Ensuite, parmi les données affectées se trouve le numéro de sécurité sociale. Il sert notamment à se connecter (couplé à un mot de passe) à France Connect, le portail gouvernemental pour accéder de nombreux services de l’administration. Parmi ces services se trouve le compte formation, régulièrement visé par les escrocs qui veulent détourner l’argent qui y est épargné.
- Quelle quantité de données contient la fuite ?
Le volume de données fait augmenter proportionnellement la valeur d’une fuite de données, lorsque la qualité est au rendez-vous. Dans notre cas, les 700 000 formulaires représentent un nombre suffisamment important pour être remarqué sur des marchés noirs, si tant est qu’un revendeur ait récupéré la base avant la correction des failles.
- Faut-il s’inquiéter plus largement ?
Il y a une autre dimension à cette affaire, qui est plus globale : il est, sur le papier, inquiétant de se dire qu’une petite entreprise française ait pu manipuler des données si sensibles, et que le processus et sa sécurité ne soient pas mieux encadrés. Si l’article de Médiapart souligne que la Direction générale de la santé (DGS) a émis un rappel ferme aux pharmacies, de ne traiter qu’avec des entreprises homologuées, il n’y a pas, dans la loi, de sanction prévue contre celles qui ne sont pas homologuées.
Comment savoir si je fais partie de la fuite ?
Le règlement général sur la protection des données, plus connu sous son acronyme RGPD, contraint les responsables de traitement de données comme Francetest à certaines obligations.
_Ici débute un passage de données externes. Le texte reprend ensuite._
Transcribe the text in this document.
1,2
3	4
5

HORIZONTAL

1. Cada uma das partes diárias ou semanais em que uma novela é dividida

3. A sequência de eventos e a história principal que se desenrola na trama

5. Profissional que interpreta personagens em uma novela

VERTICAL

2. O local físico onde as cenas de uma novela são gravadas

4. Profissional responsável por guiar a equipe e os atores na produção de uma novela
D’abord, l’entreprise doit notifier l’incident à la Commission nationale de l’informatique et des libertés (Cnil) dans les 72h après la prise de connaissance de la fuite. Cette dernière peut communiquer dessus si elle le pense nécessaire.
Ensuite, si la fuite représente « un risque élevé » pour les personnes affectées, l’entreprise devra également prévenir chacune d’entre elles individuellement. Dans ce cadre, vous seriez contactés le cas échéant.